Rust Question

Scott.L

Member
I use an E-tank and it does a fair job at breaking down rust, however i have noticed that it tends to leave a black almost powdery feeling residue. I use dawn, white vinegar, barkeepers friend, magic eraser, more dawn, steel wool, and green 3M all in separate stages. I get to a nice grey surface but 2 minutes later it is a bull black again and generally has a much more metallic odor during seasoning cycles. Is this a normal reaction for cleaned skillets with rust issues?
 
From: http://www.castironcollector.com/electrolysis.php

"The process of electrolysis converts red rust (ferric oxide) to ferrous oxide, sometimes called black rust."

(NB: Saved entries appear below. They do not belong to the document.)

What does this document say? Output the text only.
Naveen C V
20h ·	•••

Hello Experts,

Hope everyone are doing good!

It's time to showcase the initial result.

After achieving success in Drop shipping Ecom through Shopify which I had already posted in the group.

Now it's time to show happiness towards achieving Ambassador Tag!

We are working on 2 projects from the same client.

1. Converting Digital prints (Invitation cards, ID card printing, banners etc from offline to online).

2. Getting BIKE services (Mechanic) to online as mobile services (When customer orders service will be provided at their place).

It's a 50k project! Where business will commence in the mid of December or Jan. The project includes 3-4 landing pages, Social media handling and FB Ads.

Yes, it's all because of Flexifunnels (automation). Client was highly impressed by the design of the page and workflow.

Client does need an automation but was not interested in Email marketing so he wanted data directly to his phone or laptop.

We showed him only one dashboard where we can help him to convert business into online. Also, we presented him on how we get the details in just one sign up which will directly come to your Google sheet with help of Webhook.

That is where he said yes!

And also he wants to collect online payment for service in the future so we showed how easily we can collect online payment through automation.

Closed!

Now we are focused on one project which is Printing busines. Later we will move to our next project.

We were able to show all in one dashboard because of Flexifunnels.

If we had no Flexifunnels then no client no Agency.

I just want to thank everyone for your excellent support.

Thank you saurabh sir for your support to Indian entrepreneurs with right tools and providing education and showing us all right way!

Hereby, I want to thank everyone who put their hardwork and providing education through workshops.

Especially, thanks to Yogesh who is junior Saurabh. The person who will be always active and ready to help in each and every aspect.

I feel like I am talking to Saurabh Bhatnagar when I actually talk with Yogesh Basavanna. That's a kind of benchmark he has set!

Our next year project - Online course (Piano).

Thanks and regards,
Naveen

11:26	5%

Ferrous oxide is a form of iron oxide that, unlike rust, is soft, black and is easily rinsed off. Just wash with Dawn, rinse, dry thoroughly and proceed with your manual seasoning regimen and you'll be fine.
 
As long as there is O2 and ambient humidity contacting the iron, there will typically be some kind of oxidation forming. Even though average relative humidity is high where I live, I haven't experienced the red "flash rust" phenomenon all that much. But drying a cleaned pan with towels normally transfers a black residue from an apparently clean pan that must be the "black rust". Some find it to be a positive and heat the pan to a high temp before manual seasoning to deliberately create it and jump start the darkening process. I really don't care about that too much one way or the other, but just know you don't need to drive yourself crazy trying to eliminate it because it probably won't totally stop. It's not really a cause for concern. The action of wiping off the first coating of manual seasoning oil will take most of it with it, and the thin layer of oil left will "seal" the iron from the air.
 
Doug,
Thank you; it had been worrying me on a few pans i was working for a friend. I would hate to give them a poorly restored skillet.